Thyroid & Parathyroid Disorders
When the thyroid produces too much hormone, a condition called hyperthyroidism occurs. Metabolism speeds up and causes a rapid or irregular heartbeat, nervousness, irritability, sweating, sensitivity to heat and weight loss. This is typically treated with beta-blockers, iodide, methimiaole or radioactive iodine therapy.
Conversely, when too little hormone is produced, the condition is called hypothyroidism and is marked by a slowed-down metabolism that causes fatigue, constipation, muscle aches and pains, facial puffiness, dry skin, sensitivity to cold and weight gain. Treatment with synthetic hormone replacement therapy is the usual course of action.
Similar conditions can affect the parathyroid glands. Hyperparathyroidism occurs when excess hormone is produced, leading to an overabundance of calcium in the blood. Symptoms include osteoporosis, lack of energy, abdominal pain, kidney stones, bone and joint pain, depression, loss of concentration, nausea and vomiting. Surgery is the most common treatment, which is successful in more than 90 percent of cases.

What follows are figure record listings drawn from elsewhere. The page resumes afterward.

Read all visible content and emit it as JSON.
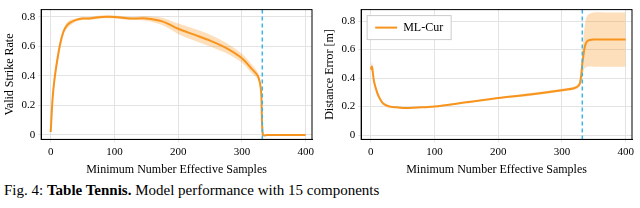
{
  "chart_data": [
    {
      "type": "line",
      "x_label": "Minimum Number Effective Samples",
      "y_label": "Valid Strike Rate",
      "xlim": [
        -15,
        410
      ],
      "xticks": [
        0,
        100,
        200,
        300,
        400
      ],
      "ylim": [
        -0.03,
        0.85
      ],
      "yticks": [
        0,
        0.2,
        0.4,
        0.6,
        0.8
      ],
      "grid": true,
      "vline_x": 332,
      "series": [
        {
          "color": "#f7941d",
          "x": [
            0,
            3,
            6,
            10,
            15,
            20,
            25,
            30,
            40,
            50,
            60,
            80,
            100,
            125,
            150,
            175,
            200,
            225,
            250,
            275,
            300,
            315,
            325,
            330,
            333,
            340,
            360,
            380,
            400
          ],
          "values": [
            0.02,
            0.25,
            0.38,
            0.5,
            0.62,
            0.7,
            0.74,
            0.76,
            0.78,
            0.79,
            0.79,
            0.8,
            0.8,
            0.79,
            0.79,
            0.77,
            0.72,
            0.68,
            0.64,
            0.59,
            0.52,
            0.45,
            0.4,
            0.3,
            0,
            0,
            0,
            0,
            0
          ],
          "band_lower": [
            0.01,
            0.21,
            0.34,
            0.46,
            0.59,
            0.68,
            0.72,
            0.74,
            0.77,
            0.78,
            0.78,
            0.79,
            0.79,
            0.78,
            0.775,
            0.745,
            0.685,
            0.64,
            0.6,
            0.555,
            0.49,
            0.42,
            0.375,
            0.28,
            0,
            0,
            0,
            0,
            0
          ],
          "band_upper": [
            0.03,
            0.29,
            0.42,
            0.54,
            0.65,
            0.72,
            0.76,
            0.78,
            0.79,
            0.8,
            0.8,
            0.81,
            0.81,
            0.8,
            0.805,
            0.795,
            0.755,
            0.72,
            0.68,
            0.625,
            0.55,
            0.48,
            0.425,
            0.32,
            0,
            0,
            0,
            0,
            0
          ]
        }
      ]
    },
    {
      "type": "line",
      "x_label": "Minimum Number Effective Samples",
      "y_label": "Distance Error [m]",
      "xlim": [
        -15,
        410
      ],
      "xticks": [
        0,
        100,
        200,
        300,
        400
      ],
      "ylim": [
        -0.03,
        0.88
      ],
      "yticks": [
        0,
        0.2,
        0.4,
        0.6,
        0.8
      ],
      "grid": true,
      "legend": "upper left",
      "vline_x": 332,
      "series": [
        {
          "name": "ML-Cur",
          "color": "#f7941d",
          "x": [
            0,
            2,
            5,
            10,
            15,
            20,
            30,
            40,
            50,
            60,
            80,
            100,
            150,
            200,
            250,
            300,
            320,
            328,
            332,
            336,
            340,
            350,
            370,
            400
          ],
          "values": [
            0.46,
            0.48,
            0.38,
            0.3,
            0.25,
            0.22,
            0.2,
            0.195,
            0.19,
            0.19,
            0.195,
            0.2,
            0.23,
            0.26,
            0.285,
            0.315,
            0.33,
            0.36,
            0.5,
            0.62,
            0.66,
            0.67,
            0.67,
            0.67
          ],
          "band_lower": [
            0.44,
            0.45,
            0.35,
            0.28,
            0.24,
            0.21,
            0.19,
            0.19,
            0.185,
            0.185,
            0.19,
            0.195,
            0.225,
            0.255,
            0.275,
            0.305,
            0.32,
            0.34,
            0.42,
            0.47,
            0.48,
            0.48,
            0.48,
            0.48
          ],
          "band_upper": [
            0.48,
            0.51,
            0.41,
            0.32,
            0.26,
            0.23,
            0.21,
            0.2,
            0.195,
            0.195,
            0.2,
            0.205,
            0.235,
            0.265,
            0.295,
            0.325,
            0.34,
            0.38,
            0.58,
            0.77,
            0.84,
            0.86,
            0.86,
            0.86
          ]
        }
      ]
    }
  ],
  "caption": {
    "prefix": "Fig. 4:",
    "bold": "Table Tennis.",
    "text": "Model performance with 15 components"
  }
}
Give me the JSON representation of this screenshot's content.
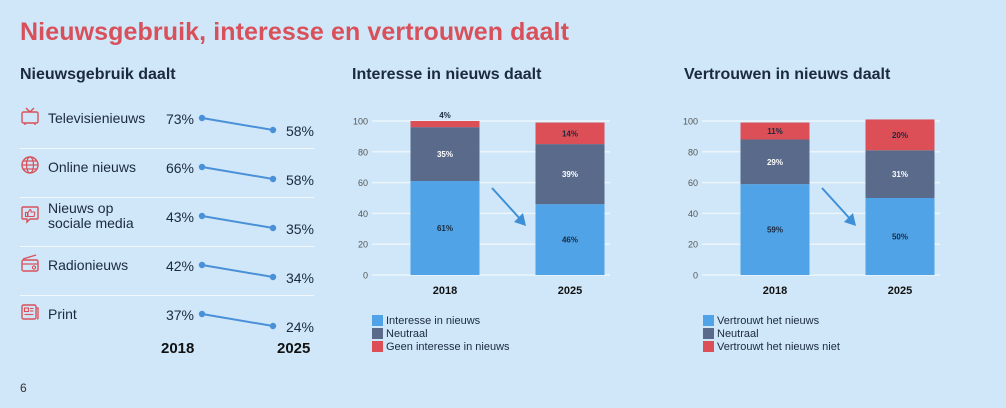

When the parathyroid glands produce too little hormone, the condition is known as hypoparathyroidism. Low calcium levels in the blood cause an increase in phosphorous and a tingling or burning sensation in the fingertips, toes and lips; muscle aches and cramps; fatigue; weakness; anxiety; headaches; muscle spasms in the hands, arms, throat and around the mouth; depression; mood swings and memory loss. Calcium supplements and Vitamin D are useful in treating this condition.